Employee Engagement

Managers: a key link in curbing attrition

Employee retention has become a key year-on-year objective across companies today. The importance of retaining key talent across functions has become imperative. With the focus on having to meet the right talent, considerations mean that HR professionals have a tough task on their hands. The fact that higher employee retention and a low attrition rate are the product of multiple forces, doesn’t make the task any easier.

Today, there are multiple levers when it comes to considering what impacts retention or aggravates attrition. But most of such levers to managing employee retention often have a key component that determines how effectively can changing one aspect, influence employee decision. A component which often gets ignored or bypassed in multiple human resource management discussions. This component is the pivotal role that managers play in ensuring that retention strategies are successful.  

Role of the managers

Since the interaction between managers and employees defines much of the employee’s experience through the company, a bad experience is often strong enough to overshadow many other aspects of an employee value proposition. Today managers, in addition, to being responsible for employee productivity levels, are also tasked with keeping employees engaged and motivated. Although most of this is intuitive, reports show many managers lack such important skills. Given how demographic preferences are evolving across key talent pools, managers being hired now require better employee management skills in addition to core expertise. This helps boost retention and address many of the key talent issues.

Hiring the right managers

Recruiting managers who possess the soft skills to effectively navigate the delicate dynamic of maintaining a relationship that boosts retention often has a clear impact: higher profitability, higher productivity rates, and quality standards being met. An AON report on Global Engagement Trends 2018, notes a significant change when it comes to turnover and falling engagement rates as a response to effective management. These changes, if built sustainably across levels of the company can help HR professionals bring about larger cultural shifts that balance talent needs with business priorities. It also helps ensure that a company’s productivity level grows while employees remain engaged and motivated. But for many such HR policies, aimed at bringing about such changes without the company having the right crop of managers that are consciously looking into managing attrition and retaining important employees. In addition, managers are often the first point of real contact within the company and are also tasked with identifying the right talent fit of employees. Erroneous decision making on such aspects can have huge talent costs attached to it. Reports suggest that failing to identify the right talent, costs companies billions of dollars annually.

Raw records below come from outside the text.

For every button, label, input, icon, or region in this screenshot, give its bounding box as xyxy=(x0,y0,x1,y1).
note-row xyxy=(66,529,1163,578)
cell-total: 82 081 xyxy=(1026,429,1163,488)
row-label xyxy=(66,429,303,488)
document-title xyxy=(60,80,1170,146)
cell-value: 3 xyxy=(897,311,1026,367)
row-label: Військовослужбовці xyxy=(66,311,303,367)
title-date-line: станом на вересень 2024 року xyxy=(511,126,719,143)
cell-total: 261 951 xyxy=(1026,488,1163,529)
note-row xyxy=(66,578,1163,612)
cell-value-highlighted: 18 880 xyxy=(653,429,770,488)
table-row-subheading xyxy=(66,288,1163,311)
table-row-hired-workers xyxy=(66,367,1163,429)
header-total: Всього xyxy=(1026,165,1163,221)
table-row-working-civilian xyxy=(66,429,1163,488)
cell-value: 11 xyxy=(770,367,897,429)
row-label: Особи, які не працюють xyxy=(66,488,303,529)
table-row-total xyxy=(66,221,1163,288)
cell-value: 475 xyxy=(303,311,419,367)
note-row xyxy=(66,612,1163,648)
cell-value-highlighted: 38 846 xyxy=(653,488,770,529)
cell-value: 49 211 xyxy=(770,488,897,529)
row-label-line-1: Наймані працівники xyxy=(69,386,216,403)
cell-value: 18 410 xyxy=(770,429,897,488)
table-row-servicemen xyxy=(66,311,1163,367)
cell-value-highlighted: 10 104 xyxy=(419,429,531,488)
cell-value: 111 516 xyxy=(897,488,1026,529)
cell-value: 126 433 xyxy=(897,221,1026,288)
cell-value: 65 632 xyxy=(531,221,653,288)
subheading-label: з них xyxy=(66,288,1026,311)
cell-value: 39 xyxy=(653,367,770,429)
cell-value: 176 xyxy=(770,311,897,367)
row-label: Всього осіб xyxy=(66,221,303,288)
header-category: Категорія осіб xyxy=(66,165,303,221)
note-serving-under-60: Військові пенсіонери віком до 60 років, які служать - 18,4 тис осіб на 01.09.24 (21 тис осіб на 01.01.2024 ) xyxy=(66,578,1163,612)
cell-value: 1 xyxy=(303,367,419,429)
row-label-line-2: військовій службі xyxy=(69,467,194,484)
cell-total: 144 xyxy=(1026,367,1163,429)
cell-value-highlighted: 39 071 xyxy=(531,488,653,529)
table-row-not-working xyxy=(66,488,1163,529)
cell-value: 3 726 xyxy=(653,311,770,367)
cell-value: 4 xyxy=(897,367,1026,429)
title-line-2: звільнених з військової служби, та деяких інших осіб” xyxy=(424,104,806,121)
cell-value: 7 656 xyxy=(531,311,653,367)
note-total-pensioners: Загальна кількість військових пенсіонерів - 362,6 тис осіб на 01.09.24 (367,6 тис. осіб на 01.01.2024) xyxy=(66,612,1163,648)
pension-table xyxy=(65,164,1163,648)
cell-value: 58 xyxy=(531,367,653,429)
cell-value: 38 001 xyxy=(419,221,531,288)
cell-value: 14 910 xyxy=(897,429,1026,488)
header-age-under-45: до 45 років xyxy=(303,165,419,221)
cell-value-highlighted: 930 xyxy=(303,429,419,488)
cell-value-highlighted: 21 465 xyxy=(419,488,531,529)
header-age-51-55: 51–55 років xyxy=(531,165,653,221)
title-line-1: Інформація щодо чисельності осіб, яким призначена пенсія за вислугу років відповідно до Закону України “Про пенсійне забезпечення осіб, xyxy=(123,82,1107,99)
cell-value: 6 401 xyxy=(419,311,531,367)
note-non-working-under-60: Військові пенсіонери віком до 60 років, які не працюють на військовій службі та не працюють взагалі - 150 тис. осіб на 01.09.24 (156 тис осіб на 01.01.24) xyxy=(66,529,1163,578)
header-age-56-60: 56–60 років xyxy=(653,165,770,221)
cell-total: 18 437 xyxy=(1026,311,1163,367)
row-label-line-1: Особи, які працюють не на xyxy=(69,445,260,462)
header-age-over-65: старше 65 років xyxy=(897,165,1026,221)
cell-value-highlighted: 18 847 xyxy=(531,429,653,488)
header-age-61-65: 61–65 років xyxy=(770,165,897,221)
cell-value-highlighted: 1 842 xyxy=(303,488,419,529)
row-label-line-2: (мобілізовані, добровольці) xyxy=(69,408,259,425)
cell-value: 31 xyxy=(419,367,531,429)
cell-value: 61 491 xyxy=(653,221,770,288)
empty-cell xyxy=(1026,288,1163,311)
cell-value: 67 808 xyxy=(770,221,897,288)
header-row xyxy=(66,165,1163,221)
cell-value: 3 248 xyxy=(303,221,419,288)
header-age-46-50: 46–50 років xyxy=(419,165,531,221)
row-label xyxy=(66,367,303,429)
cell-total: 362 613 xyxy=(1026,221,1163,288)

But finding the right managerial talent and creating sustainable practices which can be tweaked for respective businesses still remain the difficult part of the engagement equation. Although keeping the workforce engaged might be an intuitive step for managers and HR professionals, finding the right batch of managerial talent isn’t always possible. So in such cases, companies should choose to build rather than buy. Although managers are often given skill-building opportunities to help them perform better, the talent aspect still remains rather a hit and miss area when it comes to their ability to retain talent. Gallup studies show that even today, across US markets, managers remain disconnected to such vital employee issues.

Training the managers

The solution lies in helping managers become better coaches. Investing time and resources into helping your managers develop and improve their skills is critically important to reducing attrition. Too often new managers are thrown into their roles without adequate training, and this relative lack of experience can cause big problems especially when it comes to coaching employees effectively.

Managers today have a significant impact when it comes to motivating and engaging their employees, and thus, it becomes hugely imperative that they possess the right skills to do so. But studies like Gallup annual engagement studies found that first-time managers are not getting the training they need in key areas—including communication skills, transitioning to a new role as manager, and interpersonal skills. Many still remain driven by business goals and driving engagement and monitoring attrition remains low on their to-do list.  Many reportedly are also not getting the required help and assistance they require to set goals and rightly implement many of the HR policies meant to retain employees. Today, it is imperative to skill managers to undertake vital talent development conversations around performance to enable them to identify, develop and retain talented workers. It’s also critical that HR teams help their managers understand the type of discussions they need to have, when to follow-up effectively and how to document interactions to create a uniform way of monitoring and creating engaging processes across the company.  This includes giving them the training and tools they need to drive the process and provide transparency for everyone involved.

With the new generation of managers moving though leadership ladders across sectors, they need training in key areas—including communication skills, transitioning to a new role as a manager, and interpersonal skills.  Often undermined, such skills prove vital in keeping employees engaged and helps HR better implement its own strategies.